Early plants began colonizing earth approximately 450 million years ago. To survive in a challenging terrestrial environment, plants have greatly exploited their metabolic systems to produce a panoply of natural chemicals as unique adaptive strategies under myriad ecological pressures. It is likely that specialized phytochemicals, such as those that attract pollinators and seed dispersers or deter pathogens and herbivores, reshape the interdependencies and diversity of plant ecosystems forming the base of the global food chain.

Using model plants that represent several major lineages of land plants, Jing-Ke Weng and his lab are studying how complex metabolic traits evolve in a Darwinian fashion. According to Darwinism, traits evolve incrementally as the most beneficial mutations are selected. Weng is interested in how such step-wise processes produced in plants elaborate metabolic pathways and tightly paired hormones and receptors.

Certain botanicals produced by these processes have been used medicinally for thousands of years. In traditional Chinese herbal medicine, herbs are prescribed in cocktails thought to be more effective than any single ingredient. Weng is employing combinatorial approaches—from metabolomics to genomics to protein biochemistry and structural biology—to determine the mechanisms underlying this cooperative effect. Such an approach could yield a better understanding of complex disease biology at a systems level while informing the development of novel, personalized therapeutic combinations.

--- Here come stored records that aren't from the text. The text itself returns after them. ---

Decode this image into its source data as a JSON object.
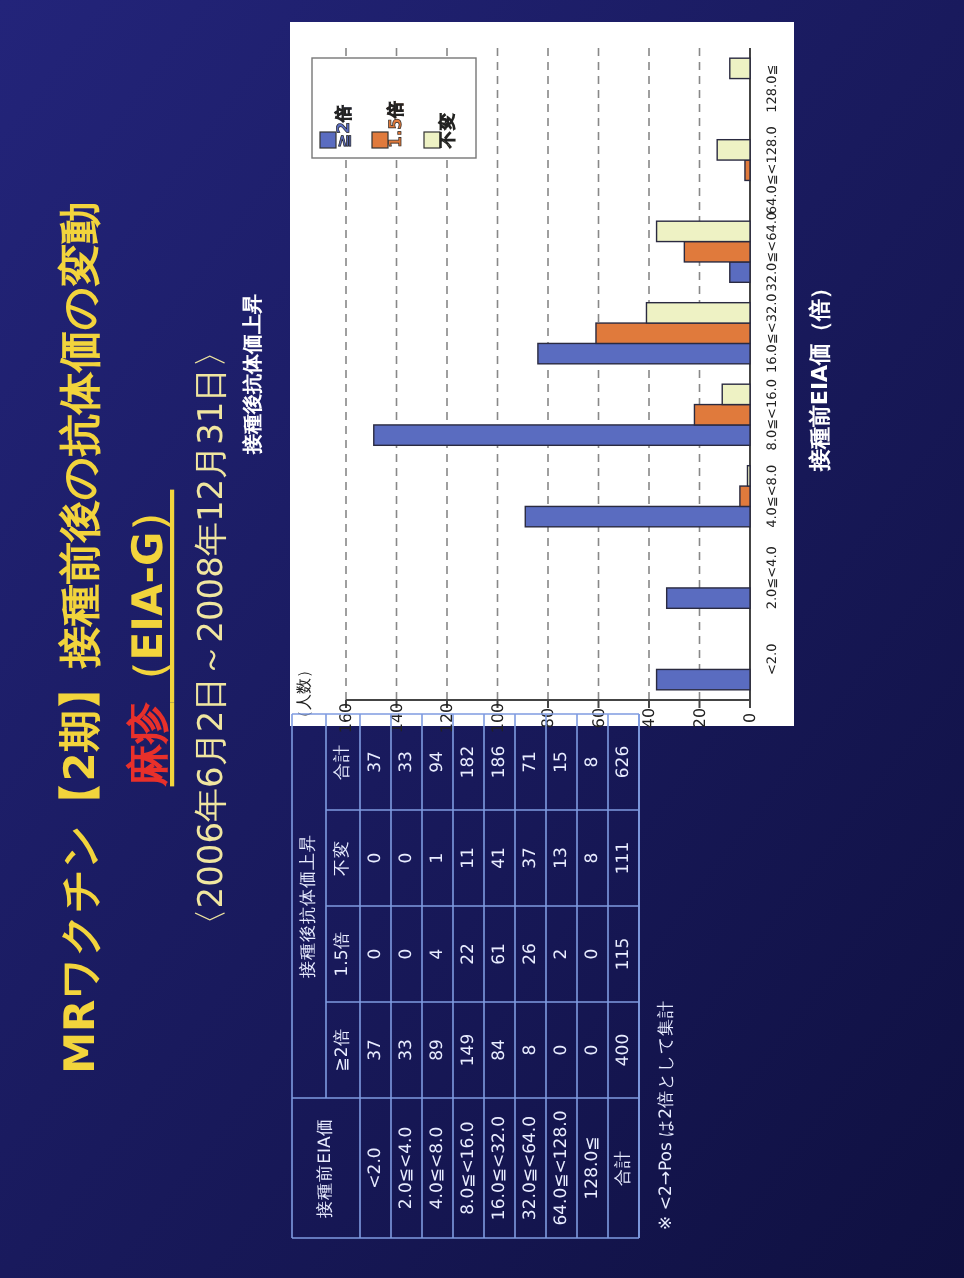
{
  "chart_data": {
    "type": "bar",
    "orientation": "horizontal",
    "title": "MRワクチン【2期】接種前後の抗体価の変動",
    "subtitle": "麻疹（EIA-G）",
    "ylabel": "接種前EIA価（倍）",
    "legend_title": "接種後抗体価上昇",
    "categories": [
      "128.0≦",
      "64.0≦<128.0",
      "32.0≦<64.0",
      "16.0≦<32.0",
      "8.0≦<16.0",
      "4.0≦<8.0",
      "2.0≦<4.0",
      "<2.0"
    ],
    "series": [
      {
        "name": "≧2倍",
        "color": "#5a6cc0",
        "values": [
          0,
          0,
          8,
          84,
          149,
          89,
          33,
          37
        ]
      },
      {
        "name": "1.5倍",
        "color": "#e07a3c",
        "values": [
          0,
          2,
          26,
          61,
          22,
          4,
          0,
          0
        ]
      },
      {
        "name": "不変",
        "color": "#eef2c4",
        "values": [
          8,
          13,
          37,
          41,
          11,
          1,
          0,
          0
        ]
      }
    ],
    "annotations": [
      "〈2006年6月2日～2008年12月31日〉",
      "（人数）",
      "接種前EIA価",
      "合計",
      "合計",
      "※ <2→Pos は2倍として集計",
      "37",
      "0",
      "0",
      "37",
      "33",
      "0",
      "0",
      "33",
      "89",
      "4",
      "1",
      "94",
      "149",
      "22",
      "11",
      "182",
      "84",
      "61",
      "41",
      "186",
      "8",
      "26",
      "37",
      "71",
      "0",
      "2",
      "13",
      "15",
      "0",
      "0",
      "8",
      "8",
      "400",
      "115",
      "111",
      "626"
    ],
    "xlim": [
      160,
      0
    ],
    "xticks": [
      0,
      20,
      40,
      60,
      80,
      100,
      120,
      140,
      160
    ],
    "grid": "x",
    "legend": "top left"
  }
}
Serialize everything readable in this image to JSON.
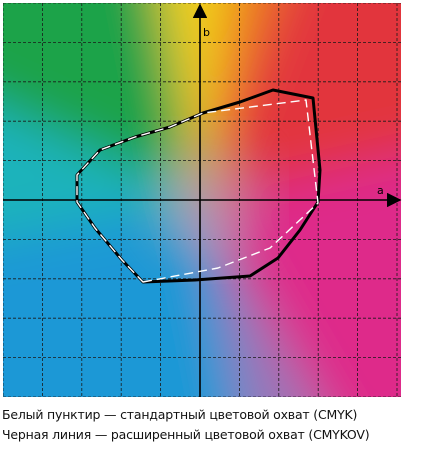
{
  "axes": {
    "b_label": "b",
    "a_label": "a"
  },
  "legend": {
    "standard_gamut": "Белый пунктир — стандартный цветовой охват (CMYK)",
    "extended_gamut": "Черная линия — расширенный цветовой охват (CMYKOV)"
  },
  "colors": {
    "grid": "#1a1a1a",
    "extended_outline": "#000000",
    "standard_dashed": "#ffffff",
    "green": "#1aa34a",
    "yellow": "#f2d21b",
    "orange": "#ee7a1e",
    "red": "#e2343c",
    "magenta": "#de2a8a",
    "violet": "#9a76b8",
    "blue": "#1e98d6",
    "cyan": "#1bb3bb"
  }
}
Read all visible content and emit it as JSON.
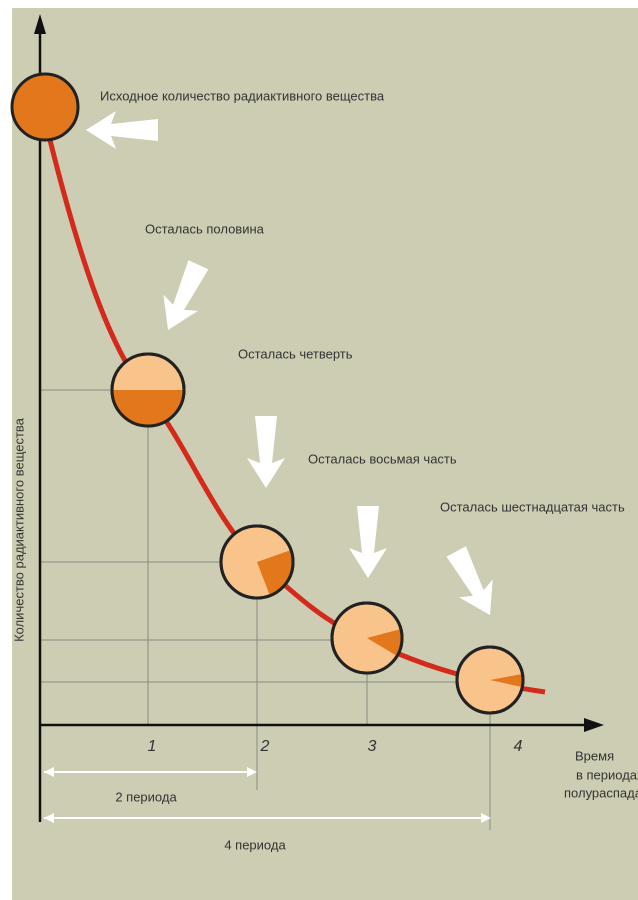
{
  "diagram": {
    "y_axis_label": "Количество радиактивного вещества",
    "stages": [
      {
        "label": "Исходное количество радиактивного вещества"
      },
      {
        "label": "Осталась половина"
      },
      {
        "label": "Осталась четверть"
      },
      {
        "label": "Осталась восьмая часть"
      },
      {
        "label": "Осталась шестнадцатая часть"
      }
    ],
    "x_ticks": [
      "1",
      "2",
      "3",
      "4"
    ],
    "x_axis_label": [
      "Время",
      "в периодах",
      "полураспада"
    ],
    "spans": [
      "2 периода",
      "4 периода"
    ]
  }
}
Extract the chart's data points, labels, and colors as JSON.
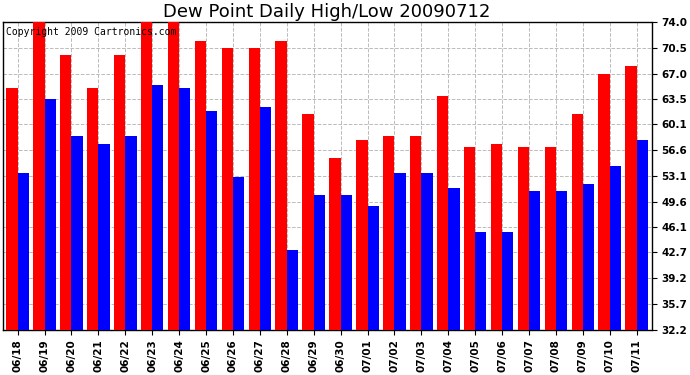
{
  "title": "Dew Point Daily High/Low 20090712",
  "copyright_text": "Copyright 2009 Cartronics.com",
  "dates": [
    "06/18",
    "06/19",
    "06/20",
    "06/21",
    "06/22",
    "06/23",
    "06/24",
    "06/25",
    "06/26",
    "06/27",
    "06/28",
    "06/29",
    "06/30",
    "07/01",
    "07/02",
    "07/03",
    "07/04",
    "07/05",
    "07/06",
    "07/07",
    "07/08",
    "07/09",
    "07/10",
    "07/11"
  ],
  "highs": [
    65.0,
    74.5,
    69.5,
    65.0,
    69.5,
    74.5,
    74.5,
    71.5,
    70.5,
    70.5,
    71.5,
    61.5,
    55.5,
    58.0,
    58.5,
    58.5,
    64.0,
    57.0,
    57.5,
    57.0,
    57.0,
    61.5,
    67.0,
    68.0
  ],
  "lows": [
    53.5,
    63.5,
    58.5,
    57.5,
    58.5,
    65.5,
    65.0,
    62.0,
    53.0,
    62.5,
    43.0,
    50.5,
    50.5,
    49.0,
    53.5,
    53.5,
    51.5,
    45.5,
    45.5,
    51.0,
    51.0,
    52.0,
    54.5,
    58.0
  ],
  "high_color": "#ff0000",
  "low_color": "#0000ff",
  "bg_color": "#ffffff",
  "grid_color": "#bbbbbb",
  "ymin": 32.2,
  "ymax": 74.0,
  "yticks": [
    32.2,
    35.7,
    39.2,
    42.7,
    46.1,
    49.6,
    53.1,
    56.6,
    60.1,
    63.5,
    67.0,
    70.5,
    74.0
  ],
  "bar_width": 0.42,
  "title_fontsize": 13,
  "tick_fontsize": 7.5,
  "copyright_fontsize": 7
}
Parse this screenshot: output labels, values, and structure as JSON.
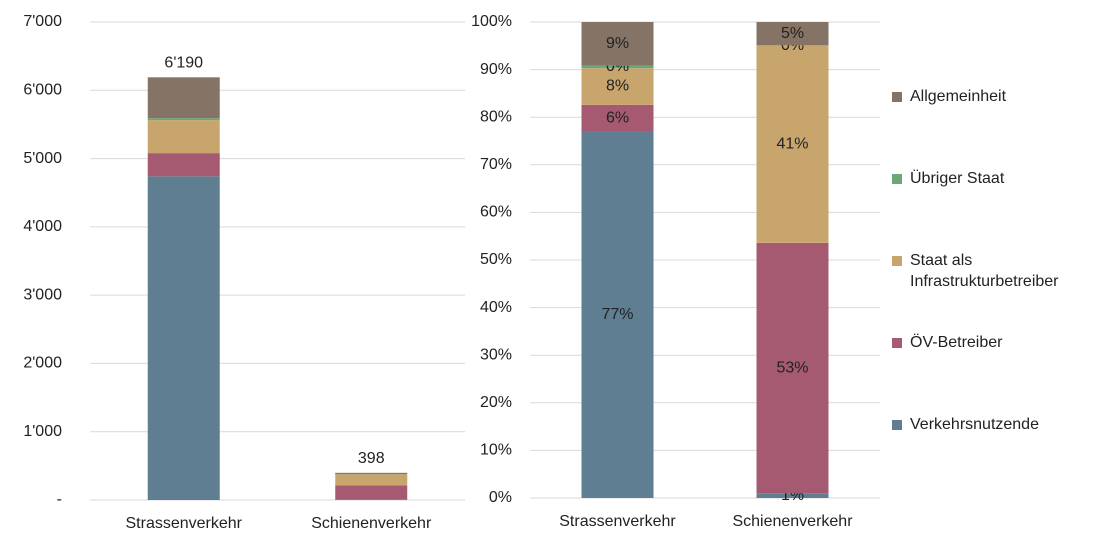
{
  "chart_data": [
    {
      "type": "stacked-bar",
      "categories": [
        "Strassenverkehr",
        "Schienenverkehr"
      ],
      "series": [
        {
          "color": "#5f7e92",
          "values": [
            4740,
            4
          ]
        },
        {
          "color": "#a65a72",
          "values": [
            340,
            211
          ]
        },
        {
          "color": "#c9a56e",
          "values": [
            483,
            163
          ]
        },
        {
          "color": "#6aa877",
          "values": [
            29,
            0
          ]
        },
        {
          "color": "#857365",
          "values": [
            598,
            20
          ]
        }
      ],
      "totals": [
        6190,
        398
      ],
      "total_labels": [
        "6'190",
        "398"
      ],
      "ylim": [
        0,
        7000
      ],
      "yticks": [
        {
          "value": 0,
          "label": "-"
        },
        {
          "value": 1000,
          "label": "1'000"
        },
        {
          "value": 2000,
          "label": "2'000"
        },
        {
          "value": 3000,
          "label": "3'000"
        },
        {
          "value": 4000,
          "label": "4'000"
        },
        {
          "value": 5000,
          "label": "5'000"
        },
        {
          "value": 6000,
          "label": "6'000"
        },
        {
          "value": 7000,
          "label": "7'000"
        }
      ],
      "grid": true
    },
    {
      "type": "stacked-bar",
      "categories": [
        "Strassenverkehr",
        "Schienenverkehr"
      ],
      "series": [
        {
          "name": "Verkehrsnutzende",
          "color": "#5f7e92",
          "values": [
            76.9,
            1
          ],
          "value_labels": [
            "77%",
            "1%"
          ]
        },
        {
          "name": "ÖV-Betreiber",
          "color": "#a65a72",
          "values": [
            5.7,
            52.6
          ],
          "value_labels": [
            "6%",
            "53%"
          ]
        },
        {
          "name": "Staat als Infrastrukturbetreiber",
          "color": "#c9a56e",
          "values": [
            7.7,
            41.4
          ],
          "value_labels": [
            "8%",
            "41%"
          ]
        },
        {
          "name": "Übriger Staat",
          "color": "#6aa877",
          "values": [
            0.5,
            0.1
          ],
          "value_labels": [
            "0%",
            "0%"
          ]
        },
        {
          "name": "Allgemeinheit",
          "color": "#857365",
          "values": [
            9.2,
            4.9
          ],
          "value_labels": [
            "9%",
            "5%"
          ]
        }
      ],
      "ylim": [
        0,
        100
      ],
      "yticks": [
        {
          "value": 0,
          "label": "0%"
        },
        {
          "value": 10,
          "label": "10%"
        },
        {
          "value": 20,
          "label": "20%"
        },
        {
          "value": 30,
          "label": "30%"
        },
        {
          "value": 40,
          "label": "40%"
        },
        {
          "value": 50,
          "label": "50%"
        },
        {
          "value": 60,
          "label": "60%"
        },
        {
          "value": 70,
          "label": "70%"
        },
        {
          "value": 80,
          "label": "80%"
        },
        {
          "value": 90,
          "label": "90%"
        },
        {
          "value": 100,
          "label": "100%"
        }
      ],
      "grid": true,
      "legend": "right"
    }
  ]
}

Weng is also using plants as models for studying diseases caused by protein misfolding. To function properly, proteins must maintain precise shapes within the crowded confines of cells. In a number of human diseases, including Parkinson’s and Alzheimer’s, misfolded proteins clump together, becoming toxic to the cells in which they’re produced. Weng is investigating whether plants’ specialized metabolic systems have ways of ameliorating the pathogenic effects of misshapen proteins.

Weng joined the Whitehead Institute faculty in the fall of 2013, having conducted postdoctoral research with Dr. Joseph Noel at the Salk Institute. He earned his PhD in biochemistry from Purdue University and earned a BS in biotechnology from Zhejiang University.